Júlio Hermínio Luz tem 48 anos, nasceu em Araguapaz (GO) e se mudou aos sete anos para Iguaí (BA). Estudou Agronomia e dava aulas de matemática enquanto tocava forró na noite. Ele largou as salas de aula quando a carreira musical engatou ao formar a banda de arrocha Maderada.

Ele também compunha para outros artistas. Conseguiu um sucesso regional em 2016 com “Passinho do Peter Pan”, arrochadeira gravada por Neto LX, Raí Saia Rodada, Gabriel Diniz e outros famosos. Mas suas composições estouraram mesmo quando miraram outra figura do Nordeste.

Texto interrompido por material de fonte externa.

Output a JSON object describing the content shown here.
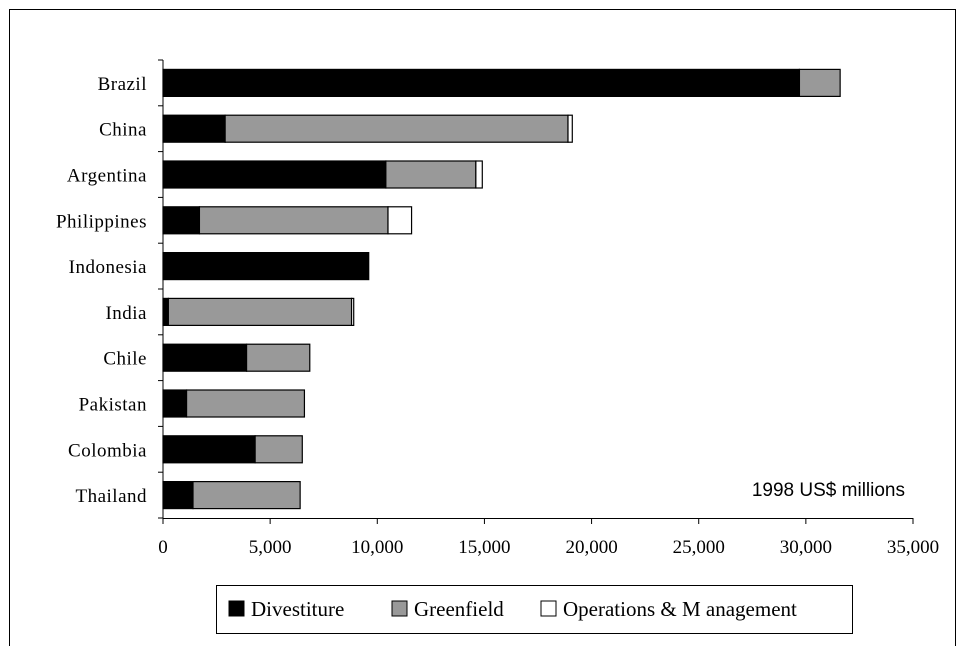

“A primeira música que eu postei sobre o Lula em 2011 foi ‘Volta meu guerreiro”. Teve 7 mil views em um dia, muito bom para um canal sem notoriedade”, ele conta. “Já que funcionou, eu resolvi fazer outra criticando o Bolsonaro. Deu mais certo ainda”, diz.

Ao som de pisadinha, arrochadeira, lambadão e outros ritmos nordestinos atuais, ele repete versos provocativos como em “Chega de ovo, é Lula de novo”, “Vai levar peia”, “Forrozão arruma mala”, “É taca taca que vão levar”, “Vai ser lapada” e “Lambadão do 13” (com número do PT repetido sem parar).

Juliano Maderada — Foto: Divulgação

Juliano diz que os colegas de bandas e músicos da região são apoiadores do PT (Lula teve 66% dos votos em Iguaí). Mesmo assim, ninguém botou muita fé nas músicas políticas no início. Ele tinha que pagar músicos para gravarem. Quando ficou sem dinheiro, começou a cantar ele mesmo.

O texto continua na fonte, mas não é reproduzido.